Technical Implementation
- Define a lightweight Secure SDLC checklist: Create a one-page checklist that maps to objectives 1-6-3-1 → 1-6-3-5 (requirements, design, coding, testing, change/release). Require a completed checklist as part of any new project kickoff and as a gating artifact before production deploys.
- Threat modeling and security requirements at kickoff: For each feature or project, run a 30–60 minute threat-modeling session (developer + product + one security champion). Produce explicit security requirements (authentication, authorization, input validation, data handling, logging, and compliance needs) and record them in the ticket or requirements doc.
- Automate static and dependency scanning in CI: Integrate an open-source or commercial SAST tool and dependency vulnerability scanner into your CI pipeline so every pull request runs automated scans. Block merges on high/critical findings until triaged and fixed or mitigated with documented risk acceptance.
- Peer review + security-focused code review: Enforce mandatory peer reviews and add a short security review checklist for reviewers (e.g., secrets, crypto misuse, input validation, access checks). Use pre-merge checks for secrets scanning and linting to reduce common mistakes.
- Pre-production security testing and release gates: Require DAST or manual penetration test for externally facing services and run integration tests that exercise auth flows and error handling. Use a release approval step requiring signoff from the dev lead and the security champion for production deployments.
- Dependency management and SBOM practice: Maintain a software bill of materials (SBOM) for each release (even a basic one) and schedule weekly or biweekly scans for new CVEs. Assign owners for third-party components and include a documented update/patch cadence and rollback plan.

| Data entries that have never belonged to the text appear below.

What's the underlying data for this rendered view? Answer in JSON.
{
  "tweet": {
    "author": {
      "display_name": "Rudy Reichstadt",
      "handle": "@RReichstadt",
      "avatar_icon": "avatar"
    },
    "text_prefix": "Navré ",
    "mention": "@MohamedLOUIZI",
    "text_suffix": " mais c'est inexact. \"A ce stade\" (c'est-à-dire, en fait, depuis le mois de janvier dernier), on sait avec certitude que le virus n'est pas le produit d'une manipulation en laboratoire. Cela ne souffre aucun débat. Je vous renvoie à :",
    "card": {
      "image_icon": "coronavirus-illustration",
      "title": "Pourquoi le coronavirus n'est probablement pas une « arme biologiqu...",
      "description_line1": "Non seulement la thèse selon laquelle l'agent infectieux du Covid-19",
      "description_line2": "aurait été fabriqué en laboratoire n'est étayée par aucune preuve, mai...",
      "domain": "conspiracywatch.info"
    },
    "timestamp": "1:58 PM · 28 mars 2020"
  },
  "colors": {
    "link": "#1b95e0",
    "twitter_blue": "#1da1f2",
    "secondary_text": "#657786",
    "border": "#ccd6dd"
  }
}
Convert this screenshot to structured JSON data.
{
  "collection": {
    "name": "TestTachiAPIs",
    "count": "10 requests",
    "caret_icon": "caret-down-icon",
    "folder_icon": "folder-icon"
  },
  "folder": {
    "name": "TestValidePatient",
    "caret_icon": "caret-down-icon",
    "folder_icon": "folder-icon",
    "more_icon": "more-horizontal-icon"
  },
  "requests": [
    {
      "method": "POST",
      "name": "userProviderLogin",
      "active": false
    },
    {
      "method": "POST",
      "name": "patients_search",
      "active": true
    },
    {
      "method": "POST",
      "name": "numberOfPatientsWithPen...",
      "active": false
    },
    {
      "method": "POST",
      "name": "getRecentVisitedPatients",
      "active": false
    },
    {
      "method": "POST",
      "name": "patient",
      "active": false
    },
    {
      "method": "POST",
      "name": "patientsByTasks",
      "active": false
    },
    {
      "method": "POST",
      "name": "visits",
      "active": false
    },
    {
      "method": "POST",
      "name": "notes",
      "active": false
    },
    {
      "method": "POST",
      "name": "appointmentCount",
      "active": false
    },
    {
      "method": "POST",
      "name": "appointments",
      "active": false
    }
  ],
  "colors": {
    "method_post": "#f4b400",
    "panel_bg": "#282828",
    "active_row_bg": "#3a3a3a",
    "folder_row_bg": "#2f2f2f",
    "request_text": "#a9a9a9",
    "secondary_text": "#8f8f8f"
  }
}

Example in a Small or Medium Business
Acme Health Apps is a 25-person SMB building a patient scheduling web service. When they adopted Control 1-6-3, the engineering manager created a one-page Secure SDLC checklist mapped to the five objectives and made it required for all project kickoffs. For a new appointment feature, the product owner, a developer, and the security champion spent 45 minutes threat-modeling and documented specific requirements: OAuth for user sessions, limits on data exposure, and logging sensitive actions. Developers added SAST and dependency scanning to their GitHub Actions pipeline so every pull request runs automated checks; PRs with critical results are blocked. Peer reviewers use a brief security checklist and run a quick secrets scan before approving. Before the feature went live, QA executed integration tests that exercised auth flows and the team produced a small SBOM and release notes. The release gate required signoff from the security champion and the engineering lead; after deployment they monitored logs and scheduled one-week follow-ups to verify no regressions or new findings. This practical, repeatable process reduced late discoveries of vulnerabilities, gave the product team confidence to ship safely, and created an auditable trail to show compliance.
Summary
Meeting Control 1-6-3 is a combination of policy and practical engineering tasks: adopt a clear Secure SDLC checklist, capture security requirements early, embed automated scanning and peer security reviews into CI/CD, enforce pre-production testing and release gates, and manage third-party dependencies with an SBOM and update cadence. For SMBs these steps are cost-effective, scalable, and create a repeatable record showing that security was considered at every stage of development—reducing risk and making compliance demonstrable without heavy overhead.